Use "Original" size for screenshots and UI mockups. When your images are screenshots or interface mockups where pixel-level clarity matters, choose "Original" as the page size. This embeds the image at 1:1 scale so that zooming in the PDF viewer reveals full sharpness. If you use A4 or Letter with a high-resolution photo, the image is scaled down to fit the page and loses nothing — but if your image is already small (a 400 × 300 screenshot) it may be upscaled, which introduces blurring.

Number your files before dropping them. If you are working with a batch of scanned pages, rename the files to include a sequence number (e.g., page_01.jpg, page_02.jpg) before opening the uploader. Most operating systems will sort files alphabetically, so numbered filenames guarantee the drag-and-drop grid loads in the correct order from the start — saving you the effort of manual reordering.

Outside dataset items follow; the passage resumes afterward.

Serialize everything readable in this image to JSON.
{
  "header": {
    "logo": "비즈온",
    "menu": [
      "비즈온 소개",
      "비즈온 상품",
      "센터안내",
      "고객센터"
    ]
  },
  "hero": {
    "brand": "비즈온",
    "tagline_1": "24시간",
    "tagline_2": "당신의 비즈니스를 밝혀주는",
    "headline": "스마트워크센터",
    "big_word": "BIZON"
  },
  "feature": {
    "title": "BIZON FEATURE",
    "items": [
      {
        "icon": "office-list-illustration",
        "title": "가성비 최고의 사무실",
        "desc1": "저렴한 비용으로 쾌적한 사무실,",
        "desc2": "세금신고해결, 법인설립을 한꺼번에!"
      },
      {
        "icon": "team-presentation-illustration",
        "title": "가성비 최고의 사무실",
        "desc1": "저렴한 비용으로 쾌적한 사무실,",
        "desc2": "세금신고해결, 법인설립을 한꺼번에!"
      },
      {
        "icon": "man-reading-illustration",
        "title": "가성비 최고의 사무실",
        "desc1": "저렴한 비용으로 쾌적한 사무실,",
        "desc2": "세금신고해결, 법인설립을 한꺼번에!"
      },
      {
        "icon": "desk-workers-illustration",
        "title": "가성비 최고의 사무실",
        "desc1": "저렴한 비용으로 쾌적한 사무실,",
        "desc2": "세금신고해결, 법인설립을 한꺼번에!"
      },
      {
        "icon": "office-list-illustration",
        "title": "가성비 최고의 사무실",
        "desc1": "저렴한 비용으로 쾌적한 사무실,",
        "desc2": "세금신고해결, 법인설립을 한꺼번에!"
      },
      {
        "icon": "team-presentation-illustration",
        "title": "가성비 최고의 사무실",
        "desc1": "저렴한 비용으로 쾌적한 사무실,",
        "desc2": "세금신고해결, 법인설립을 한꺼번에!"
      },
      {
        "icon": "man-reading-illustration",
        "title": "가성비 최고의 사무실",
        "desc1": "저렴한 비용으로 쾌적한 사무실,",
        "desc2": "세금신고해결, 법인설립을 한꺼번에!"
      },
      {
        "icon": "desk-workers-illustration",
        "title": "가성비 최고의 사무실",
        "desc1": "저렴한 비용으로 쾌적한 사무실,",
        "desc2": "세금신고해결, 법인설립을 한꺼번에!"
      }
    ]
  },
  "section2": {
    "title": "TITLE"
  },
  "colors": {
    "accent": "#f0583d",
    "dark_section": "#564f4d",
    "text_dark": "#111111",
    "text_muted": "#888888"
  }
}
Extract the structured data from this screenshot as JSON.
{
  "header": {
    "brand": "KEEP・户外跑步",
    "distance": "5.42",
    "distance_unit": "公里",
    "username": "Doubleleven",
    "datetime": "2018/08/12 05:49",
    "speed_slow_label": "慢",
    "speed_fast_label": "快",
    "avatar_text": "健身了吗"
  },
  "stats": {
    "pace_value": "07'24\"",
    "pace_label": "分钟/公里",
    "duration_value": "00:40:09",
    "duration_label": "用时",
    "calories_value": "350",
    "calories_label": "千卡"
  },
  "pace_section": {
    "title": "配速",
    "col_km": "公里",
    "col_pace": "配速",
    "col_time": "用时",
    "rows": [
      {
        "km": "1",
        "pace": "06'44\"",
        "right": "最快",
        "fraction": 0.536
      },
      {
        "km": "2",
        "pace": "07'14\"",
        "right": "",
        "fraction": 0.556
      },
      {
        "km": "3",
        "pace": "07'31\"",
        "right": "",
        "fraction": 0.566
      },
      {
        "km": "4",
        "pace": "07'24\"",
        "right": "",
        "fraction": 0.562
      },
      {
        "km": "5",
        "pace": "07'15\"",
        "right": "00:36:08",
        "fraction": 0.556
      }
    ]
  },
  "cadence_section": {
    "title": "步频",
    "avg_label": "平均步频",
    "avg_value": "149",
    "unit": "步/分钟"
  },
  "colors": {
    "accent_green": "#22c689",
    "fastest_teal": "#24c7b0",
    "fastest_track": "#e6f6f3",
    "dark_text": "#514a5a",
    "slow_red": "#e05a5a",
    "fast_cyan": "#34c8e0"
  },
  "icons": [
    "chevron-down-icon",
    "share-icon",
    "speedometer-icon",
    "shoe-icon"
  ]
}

Organise the final PDF with the Page Manager. Even with careful ordering, you might notice a duplicate scan or a blank page once the PDF is generated. Rather than starting over, use the PDF Page Manager to delete individual pages or reorder them without regenerating the entire file.

Merge with existing PDFs using the merger. If you need to prepend a cover letter or append an appendix from an existing PDF, convert your images first, then use the PDF Merger to combine the two documents in the correct order. This is faster than trying to interleave pages in the image-to-pdf tool itself.

Image to PDF vs Alternatives

iLovePDF is a well-known online PDF suite that includes an image to PDF converter. It works well and supports a wide range of formats, but it uploads your files to its servers in Spain. Free users are also limited to smaller file sizes and two tasks per hour. Pixab AI imposes no rate limits and keeps files on your device.

Smallpdf offers a polished interface and solid format support, but the free tier is limited to two tasks per day and compresses the output PDF by default, reducing image quality. Accessing advanced layout options — such as custom margins or multiple page sizes — requires a Smallpdf Pro subscription. All of these options are available free on Pixab AI.

JPG2PDF.com is a simple, no-frills converter that is genuinely free but offers very limited control over page layout. There is no margin adjustment, no fit mode selection, and no drag-to-reorder thumbnail grid. It is fine for a single image converted quickly, but falls short for multi-page documents where ordering and layout precision matter.

The honest summary: if privacy, no rate limits, and fine-grained layout control are important to you, Pixab AI is the better choice. If you need features like OCR, PDF editing, or electronic signatures, iLovePDF or Smallpdf may suit you better for those specific workflows — though those features come with subscription costs and server-side processing.